Floundering in the nadir of poor second-half play, the Yankees needed a jolt of enthusiasm to spark their lifeless squad. They received their first when they promoted Oswaldo Cabrera for his big league debut on August 17th. He provided much more than a jolt, moving to the outfield as the injuries started to pile up. He may have been learning the position on the fly, but it sure didn’t look it, with Cabrera roaming the outfield grass in right and left, robbing home runs, making diving catches, and throwing runners out at home.

All told, Cabrera put up a win-and-a-half in his first 44 big league appearances, batting .247/.312/.429 with six home runs and a 111 wRC+. The other boost to the roster came with Oswald Peraza’s call-up on September 2nd. One of the pair of promising shortstop prospects alongside Anthony Volpe, Peraza was a large part of the team’s decision to forgo the historic class of free agent shortstops, instead opting for operation stopgap. And as said stopgap (Isiah Kiner-Falefa) floundered at the plate and in the field, it was time for a change if only to create a momentary spark. Peraza delivered in limited action, slashing .306/.404/.429 in 18 games with quality defense — good for a 146 wRC+ and half a win.

The future for the Yankees is uncertain but at least they have a pair of promising youngsters in the Wizards of Os.

3. 99 wins and an AL East division crown

We know that the Yankees’ pursuit of their ultimate goal ended in failure, but they accomplished their primary aim by winning the AL East for the first time since 2019 (and just the second time since 2012). It appeared that they were on course for much more than that, their 64-28 first half putting them on pace to challenge for the Mariners’ modern regular-season wins high-water mark of 116 set in 2001. Then came the abysmal second half, where they saw a 15.5-game division lead dwindle to just 3.5 games on September 9th. An 11-2 stretch at the end of September ensured them a comfortable division crown and rekindling hope for a deep postseason run — albeit one that ultimately failed to materialize.

2. Bombers come back to advance past Guardians

The Yankees’ season nearly ended in complete disaster as they stumbled their way to a 2-1 deficit against the Guardians in the ALDS. Gerrit Cole turned in an ace performance in the first game and it looked like the Yankees would cruise to another meeting with the Astros in the ALCS. However, baffling bullpen decisions by Aaron Boone and a Guardians walk-off in Game 3 put the Bombers on the brink of elimination.

Staring down such a humiliating conclusion to the season, Cole once again provided an ace outing in Game 4 to push the series to a clincher.

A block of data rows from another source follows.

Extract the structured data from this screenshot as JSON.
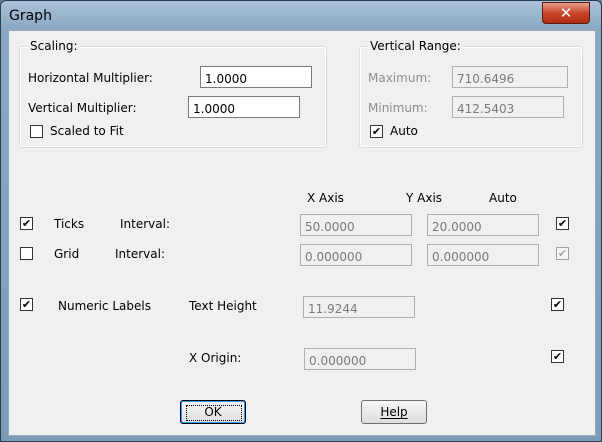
{
  "window": {
    "title": "Graph",
    "close_glyph": "✕"
  },
  "scaling": {
    "legend": "Scaling:",
    "horizontal_label": "Horizontal Multiplier:",
    "horizontal_value": "1.0000",
    "vertical_label": "Vertical Multiplier:",
    "vertical_value": "1.0000",
    "scaled_to_fit_label": "Scaled to Fit",
    "scaled_to_fit_checked": false
  },
  "vertical_range": {
    "legend": "Vertical Range:",
    "maximum_label": "Maximum:",
    "maximum_value": "710.6496",
    "minimum_label": "Minimum:",
    "minimum_value": "412.5403",
    "auto_label": "Auto",
    "auto_checked": true
  },
  "columns": {
    "x_axis": "X Axis",
    "y_axis": "Y Axis",
    "auto": "Auto"
  },
  "ticks": {
    "checked": true,
    "label": "Ticks",
    "interval_label": "Interval:",
    "x_value": "50.0000",
    "y_value": "20.0000",
    "auto_checked": true
  },
  "grid": {
    "checked": false,
    "label": "Grid",
    "interval_label": "Interval:",
    "x_value": "0.000000",
    "y_value": "0.000000",
    "auto_checked": true,
    "auto_disabled": true
  },
  "numeric_labels": {
    "checked": true,
    "label": "Numeric Labels",
    "text_height_label": "Text Height",
    "text_height_value": "11.9244",
    "auto_checked": true
  },
  "x_origin": {
    "label": "X Origin:",
    "value": "0.000000",
    "auto_checked": true
  },
  "buttons": {
    "ok": "OK",
    "help": "Help"
  },
  "check_glyph": "✔"
}
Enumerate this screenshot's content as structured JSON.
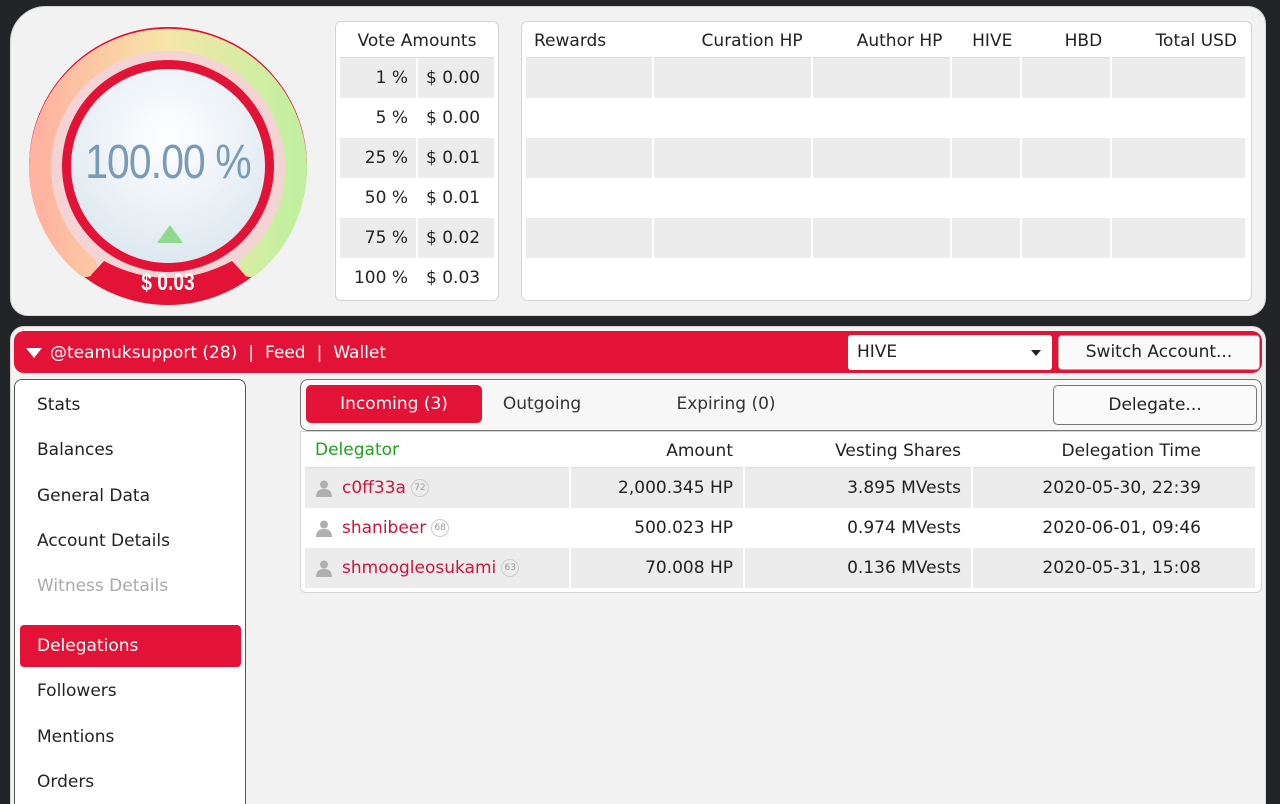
{
  "gauge": {
    "percent_label": "100.00 %",
    "value_label": "$ 0.03",
    "voting_power_fraction": 1.0
  },
  "vote_amounts": {
    "header": "Vote Amounts",
    "rows": [
      {
        "pct": "1 %",
        "usd": "$ 0.00"
      },
      {
        "pct": "5 %",
        "usd": "$ 0.00"
      },
      {
        "pct": "25 %",
        "usd": "$ 0.01"
      },
      {
        "pct": "50 %",
        "usd": "$ 0.01"
      },
      {
        "pct": "75 %",
        "usd": "$ 0.02"
      },
      {
        "pct": "100 %",
        "usd": "$ 0.03"
      }
    ]
  },
  "rewards": {
    "columns": [
      "Rewards",
      "Curation HP",
      "Author HP",
      "HIVE",
      "HBD",
      "Total USD"
    ]
  },
  "account_bar": {
    "account": "@teamuksupport (28)",
    "separator": "|",
    "feed": "Feed",
    "wallet": "Wallet",
    "currency_select": "HIVE",
    "switch_account": "Switch Account..."
  },
  "sidebar": {
    "items": [
      {
        "label": "Stats"
      },
      {
        "label": "Balances"
      },
      {
        "label": "General Data"
      },
      {
        "label": "Account Details"
      },
      {
        "label": "Witness Details"
      },
      {
        "label": "Delegations"
      },
      {
        "label": "Followers"
      },
      {
        "label": "Mentions"
      },
      {
        "label": "Orders"
      }
    ]
  },
  "tabs": {
    "incoming": "Incoming (3)",
    "outgoing": "Outgoing",
    "expiring": "Expiring (0)",
    "delegate_button": "Delegate..."
  },
  "delegations": {
    "columns": [
      "Delegator",
      "Amount",
      "Vesting Shares",
      "Delegation Time"
    ],
    "rows": [
      {
        "name": "c0ff33a",
        "rep": "72",
        "amount": "2,000.345 HP",
        "vests": "3.895 MVests",
        "time": "2020-05-30, 22:39"
      },
      {
        "name": "shanibeer",
        "rep": "68",
        "amount": "500.023 HP",
        "vests": "0.974 MVests",
        "time": "2020-06-01, 09:46"
      },
      {
        "name": "shmoogleosukami",
        "rep": "63",
        "amount": "70.008 HP",
        "vests": "0.136 MVests",
        "time": "2020-05-31, 15:08"
      }
    ]
  },
  "colors": {
    "accent": "#e31337",
    "header_green": "#1fa31f"
  }
}
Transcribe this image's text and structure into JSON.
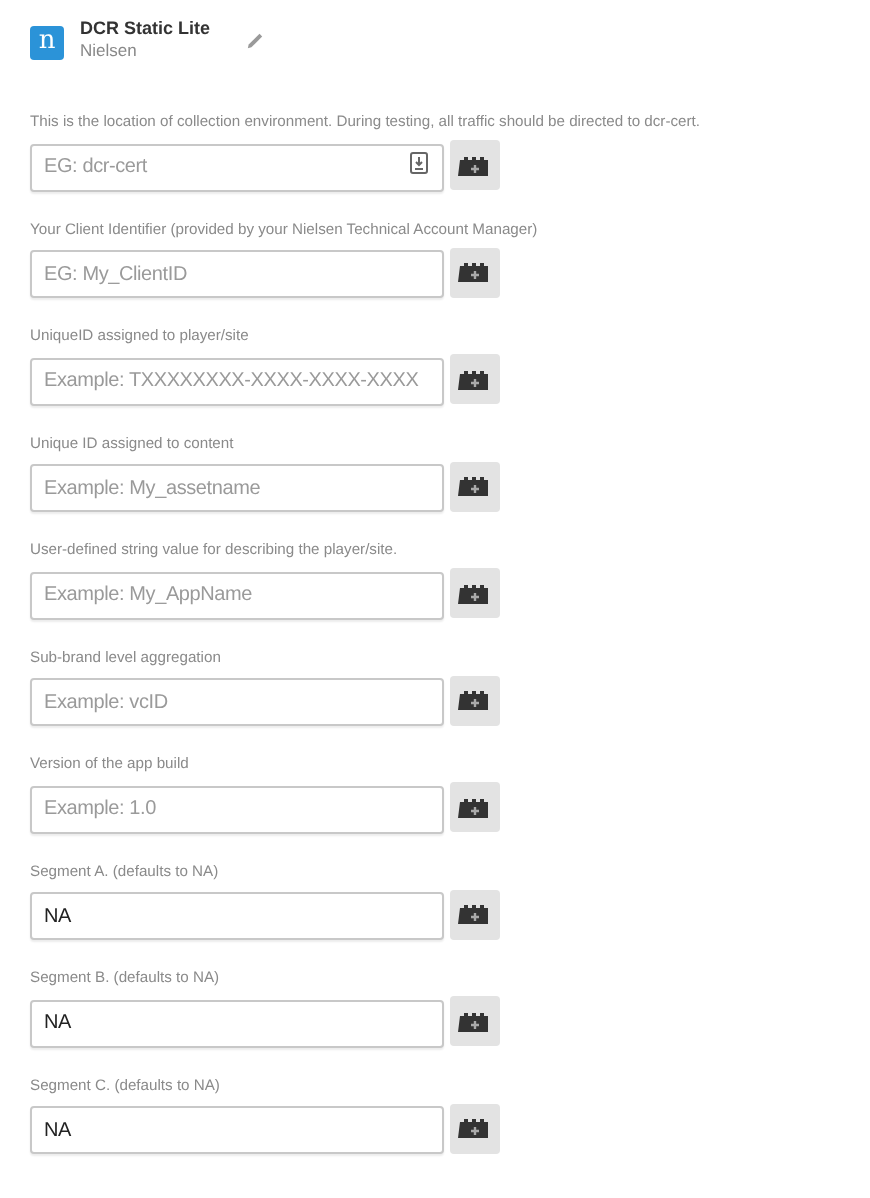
{
  "header": {
    "logo_letter": "n",
    "title": "DCR Static Lite",
    "vendor": "Nielsen"
  },
  "fields": [
    {
      "kind": "picker",
      "label": "This is the location of collection environment. During testing, all traffic should be directed to dcr-cert.",
      "placeholder": "EG: dcr-cert"
    },
    {
      "kind": "plain",
      "label": "Your Client Identifier (provided by your Nielsen Technical Account Manager)",
      "placeholder": "EG: My_ClientID"
    },
    {
      "kind": "plain",
      "label": "UniqueID assigned to player/site",
      "placeholder": "Example: TXXXXXXXX-XXXX-XXXX-XXXX"
    },
    {
      "kind": "plain",
      "label": "Unique ID assigned to content",
      "placeholder": "Example: My_assetname"
    },
    {
      "kind": "plain",
      "label": "User-defined string value for describing the player/site.",
      "placeholder": "Example: My_AppName"
    },
    {
      "kind": "plain",
      "label": "Sub-brand level aggregation",
      "placeholder": "Example: vcID"
    },
    {
      "kind": "plain",
      "label": "Version of the app build",
      "placeholder": "Example: 1.0"
    },
    {
      "kind": "plain",
      "label": "Segment A. (defaults to NA)",
      "value": "NA"
    },
    {
      "kind": "plain",
      "label": "Segment B. (defaults to NA)",
      "value": "NA"
    },
    {
      "kind": "plain",
      "label": "Segment C. (defaults to NA)",
      "value": "NA"
    }
  ]
}
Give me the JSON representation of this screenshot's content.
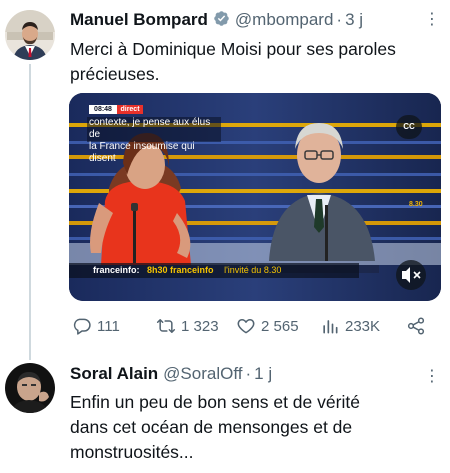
{
  "tweet1": {
    "name": "Manuel Bompard",
    "handle": "@mbompard",
    "separator": "·",
    "time": "3 j",
    "more": "⋮",
    "text_line1": "Merci à Dominique Moisi pour ses paroles",
    "text_line2": "précieuses.",
    "video": {
      "time_badge": "08:48",
      "live_badge": "direct",
      "caption_line1": "contexte, je pense aux élus de",
      "caption_line2": "la France insoumise qui disent",
      "cc_label": "CC",
      "ticker_brand": "franceinfo:",
      "ticker_text1": "8h30 franceinfo",
      "ticker_text2": "l'invité du 8.30",
      "backdrop_text": "8.30"
    },
    "actions": {
      "replies": "111",
      "retweets": "1 323",
      "likes": "2 565",
      "views": "233K"
    }
  },
  "tweet2": {
    "name": "Soral Alain",
    "handle": "@SoralOff",
    "separator": "·",
    "time": "1 j",
    "more": "⋮",
    "text_line1": "Enfin un peu de bon sens et de vérité",
    "text_line2": "dans cet océan de mensonges et de",
    "text_line3": "monstruosités..."
  },
  "colors": {
    "verified": "#829aab",
    "muted": "#536471",
    "thread_line": "#cfd9de",
    "franceinfo_yellow": "#f5c400",
    "live_red": "#e8312a"
  }
}
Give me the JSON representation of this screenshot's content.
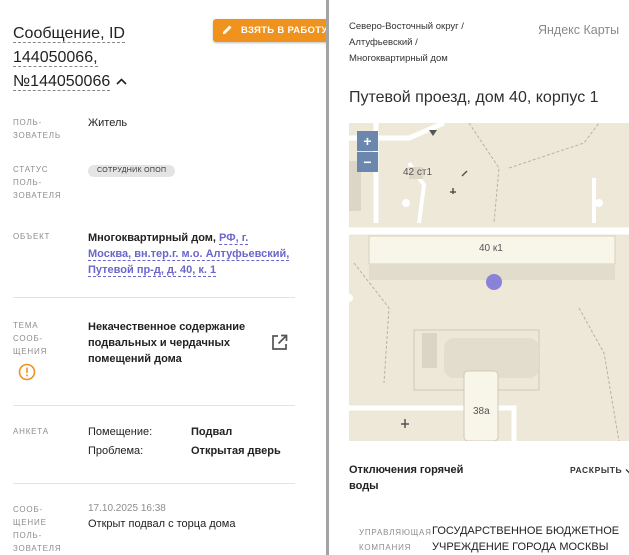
{
  "header": {
    "title_line1": "Сообщение, ID",
    "title_line2": "144050066,",
    "title_line3": "№144050066",
    "take_button": "ВЗЯТЬ В РАБОТУ"
  },
  "fields": {
    "user_label_1": "ПОЛЬ-",
    "user_label_2": "ЗОВАТЕЛЬ",
    "user_value": "Житель",
    "status_label_1": "СТАТУС",
    "status_label_2": "ПОЛЬ-",
    "status_label_3": "ЗОВАТЕЛЯ",
    "status_badge": "СОТРУДНИК ОПОП",
    "object_label": "ОБЪЕКТ",
    "object_prefix": "Многоквартирный дом, ",
    "object_link": "РФ, г. Москва, вн.тер.г. м.о. Алтуфьевский, Путевой пр-д, д. 40, к. 1",
    "topic_label_1": "ТЕМА",
    "topic_label_2": "СООБ-",
    "topic_label_3": "ЩЕНИЯ",
    "topic_value": "Некачественное содержание подвальных и чердачных помещений дома",
    "anketa_label": "АНКЕТА",
    "room_key": "Помещение:",
    "room_value": "Подвал",
    "problem_key": "Проблема:",
    "problem_value": "Открытая дверь",
    "msg_label_1": "СООБ-",
    "msg_label_2": "ЩЕНИЕ",
    "msg_label_3": "ПОЛЬ-",
    "msg_label_4": "ЗОВАТЕЛЯ",
    "msg_date": "17.10.2025 16:38",
    "msg_text": "Открыт подвал с торца дома"
  },
  "right": {
    "breadcrumb_1": "Северо-Восточный округ /",
    "breadcrumb_2": "Алтуфьевский /",
    "breadcrumb_3": "Многоквартирный дом",
    "yandex_maps": "Яндекс Карты",
    "address": "Путевой проезд, дом 40, корпус 1",
    "map": {
      "zoom_in": "+",
      "zoom_out": "−",
      "building_1": "42 ст1",
      "building_2": "40 к1",
      "building_3": "38а",
      "marker_color": "#8a82d8"
    },
    "hot_water": "Отключения горячей воды",
    "expand": "РАСКРЫТЬ",
    "uk_label_1": "УПРАВЛЯЮЩАЯ",
    "uk_label_2": "КОМПАНИЯ",
    "uk_value": "ГОСУДАРСТВЕННОЕ БЮДЖЕТНОЕ УЧРЕЖДЕНИЕ ГОРОДА МОСКВЫ"
  },
  "colors": {
    "accent": "#f0921e",
    "link": "#6b67c9",
    "zoom": "#6b87ad"
  },
  "icons": [
    "pencil-icon",
    "chevron-up-icon",
    "open-external-icon",
    "warning-icon",
    "chevron-down-icon"
  ]
}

There, the one man who has performed better than any other Yankees hitter in recent postseasons once again put the team on his back. Stanton crushed a first inning three-run bomb and the Yankees were rolling. Judge tacked on with a solo shot the following frame while Nestor Cortes, Jonathan Loáisiga, Clay Holmes, and Wandy Peralta pitched lights-out to send the Bombers to the ALCS.

1. Aaron Judge, your home run king

There was never any question that Aaron Judge breaking Roger Maris’ 61-year-old record for the most home-runs in a single season in AL history would take the top spot. It’s an achievement that perhaps many of us did not expect to see in our lifetimes, but if there was ever a player in today’s game who could do it, it was Judge. He made Yankees fans sweat, going eight games between his 60th and 61st home runs and a further six games to reach 62 on the penultimate day of the season. That just made the moment all the sweeter, and I’m certain the feat and his season as a whole will remain etched in our memories for as long as we live.